North Mississippi Allstars
Up and Rolling
This is the New West debut for the venerable North Mississippi Allstars (NMA) and it gets back to their original roots of communal inspired music in Mississippi’s North Hill Country. Joined by a slew of guests, befitting a country picnic or barbeque that’s common in the area, Luther and Cody Dickinson invite several notables to their Zebra Ranch. Mavis Staples, Jason Isbell, Cedric Burnside, Duane Betts, and Sharde Thomas (who is now apparently a member of the NMA), and others too. It was a forgotten roll of film that served as an inspiration for a soundtrack of sorts. Shot before the turn of the millennium, the photographs resonate with the music of four renowned families of the hill country, the very fabric of that thick, heavy sound – Otha Turner, RL Burnside, Junior Kimbrough, and the Dickinsons too.
In 1996 a photographer from Texas, Wyatt McSpadden, traveled to North Mississippi looking to photograph local musicians. It was the Dickinson brothers who showed him around, in a time when they were just forming the NMA. After all, they had grown up there with those very same families and were steeped in both that North Mississippi hill country blues sound and the rock n’ roll from their famed father, Jim Dickinson. Luther says, “Wyatt was so smooth nobody felt he was taking phots. No one was self-conscious or posing. Wyatt had a cloak of invisibility.” McSpadden’s original photographs and session photos from 2019 grace the 22-page inner booklet, which is, to this writer anyway, as much a draw as the music.

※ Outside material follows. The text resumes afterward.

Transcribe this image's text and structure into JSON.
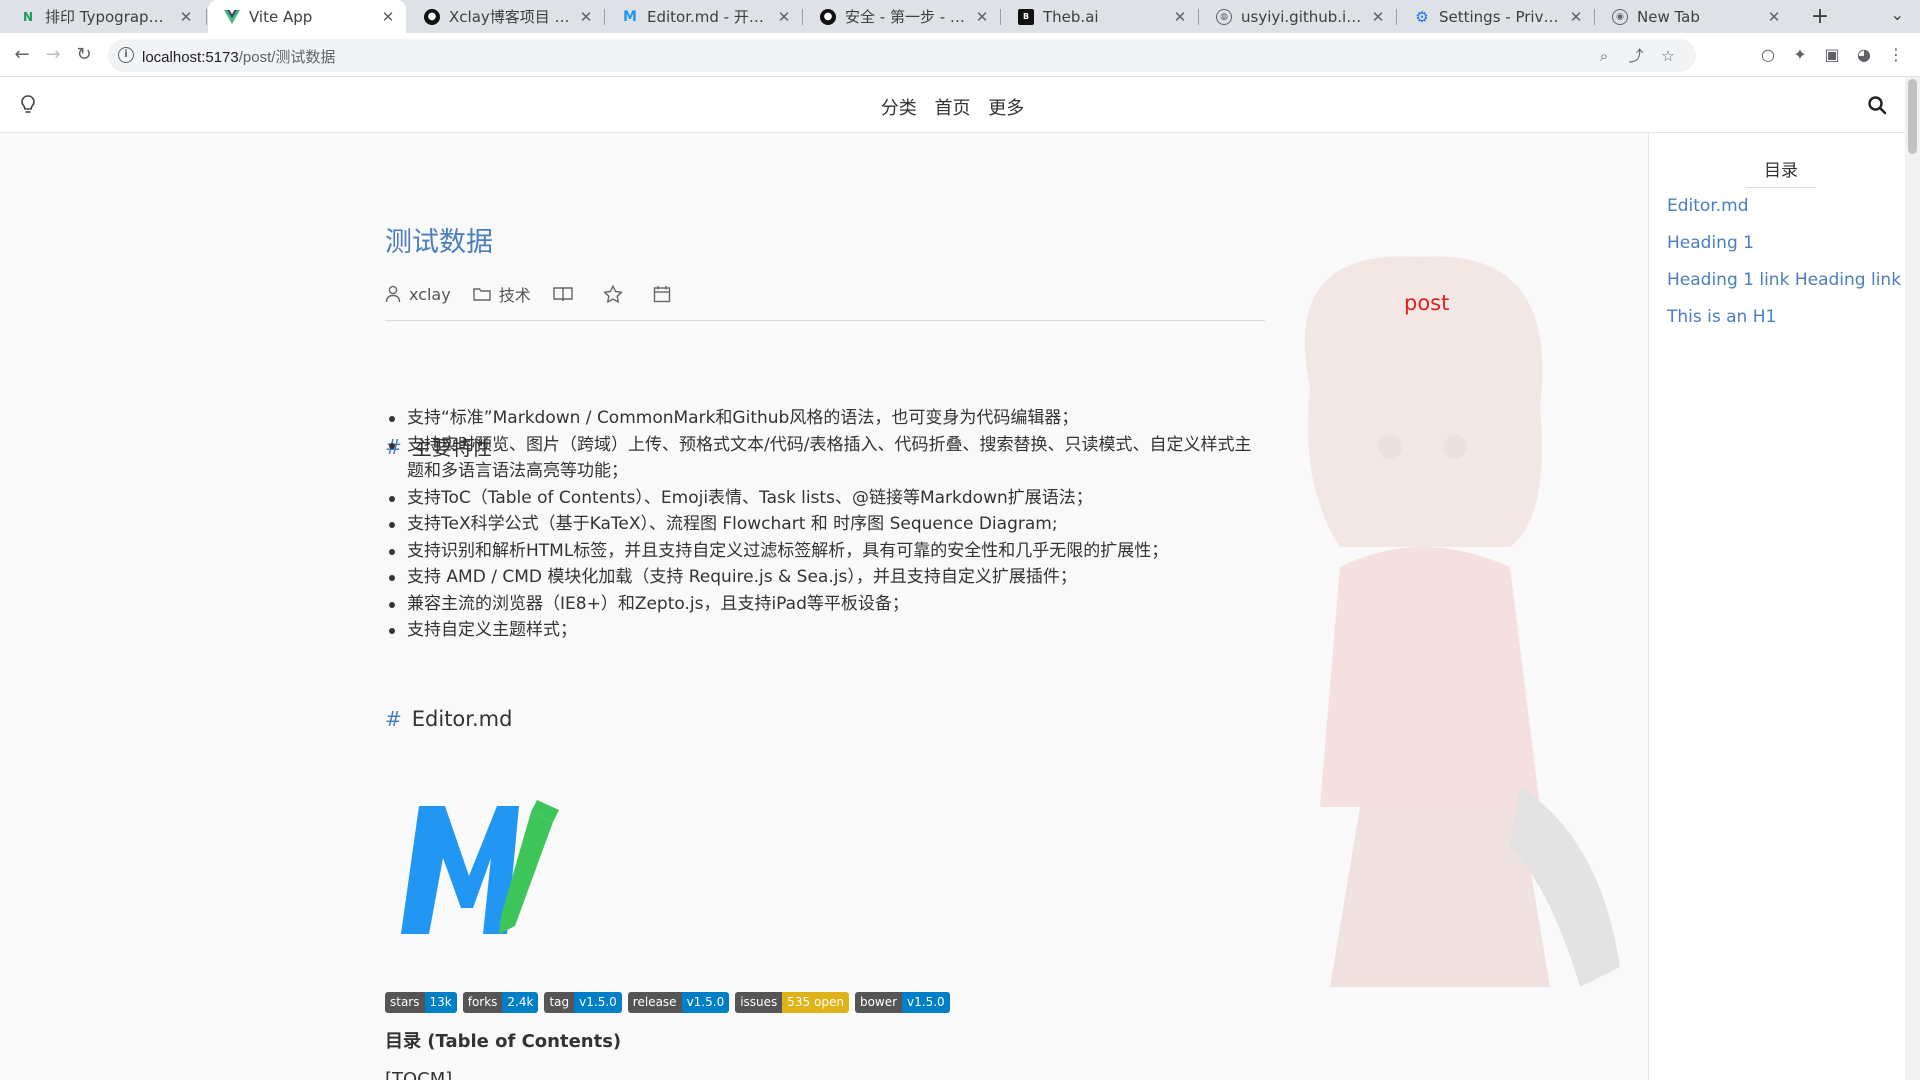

It’s not only the photos but Luther’s writing that is absolutely a must read. Here is a passage but PLEASE, if you pick up this album, read the whole damn thing. – The one chord trance boogie of Otha Turner, Fred McDowell, Junior Kimbrough and RL Burnside’s called me out into the night, off the beaten path into the woods. I forged my style of psychedelic open tuned fingerpicked bottle neck country blues guitar by combining the horizontal melody of Fred’s slide guitar and Otha’s bamboo cane fife with rock n’ roll tube amp power and thumb picker rhythmic boogie as marching drums in the distance. Hollow body electric guitars, on the verge of feeding back, sing and howl. Sustained bottleneck as whammy bar, manipulates the feedback gods while barley holding them back at the gates of burn out infinity. And this, his ending paragraph in the Epilogue – World boogie is rooted but spreads evasively from the kudzu jungle grown over Junior’s concrete slab and Otha’s porch boards through the Zebra Ranch’s razor wire chain link fence. Transcending time and space, music reaches out into the dark of night like the wisteria vine, looking for free-hearted soul2s to latch onto and wedge into the foundations of hate, slowly tearing down walls a generation at a time.
It was only a few short months after the photographs were taken, that the NMA made their debut, alluded to in the previous passage. When the band released Shake Hands with Shorty in 2000, they never looked back until perhaps now. McSpadden tracked the brothers down in 2017 and the brothers were stunned to see the music that changed their lives captured in his photography. So, think of the music as an accompanying soundtrack. This takes us back to the hill country sound of 1996. You can practically envision the back roads to Otha Turner’s home, Junior Kimbrough’s nightclub and RL Burnside’s house parties.
The NMA trio with brother Cody playing multiple instruments and Carl Dufrene on bass is now augmented by Sharde Thomas (Otha’s granddaughter) on vocals and fife and Sharisse Norman on vocals. The album is a mix of originals and favorite songs from their local heroes. Luther calls Sharde his favorite singer and Queen of the Hill Country and she is featured in duets on RL Burnside’s raunchy “Peaches” with Luther’s absolutely screaming guitar, and her grandfather’s tune, the opening “Call That Home.” Mavis keeps all on the freedom highway with her family’s classic “What You Gonna Do?” Cody Dickinson formed a new arrangement for Little Walter’s “Mean Ol’ World,” a tune that their dad helped Duane Allman and Eric Clapton record on Layla. Jason Isbell invited Luther to record an acoustic duo version but instead, Isbell and Duane Betts do an electric version per Cody. Isbell shares vocals with Luther.
Other notables include Cedric Burnside (King of the Hill Country), RL’s grandson, singing and playing guitar on “Out on the Road” and “Take My Hand, Precious Lord.” The sisters, Tierini and Tikyra Jackson of Southern Avenue, harmonize on “What You Gonna Do?”, Living Free,” and “Drunk Outdoors.” Otha Turner’s voice is heard on “Otha’s Bye Bye Baby” and instrumentalists the Rev. Charles Hodges, Roosevelt Collier and Garry Burnside appear on select tracks.
This may well be the rawest, most deeply felt, authentic hill country sounding North Mississippi Allstars album yet. Listen to it, read the liners, and listen again because you may not be done reading.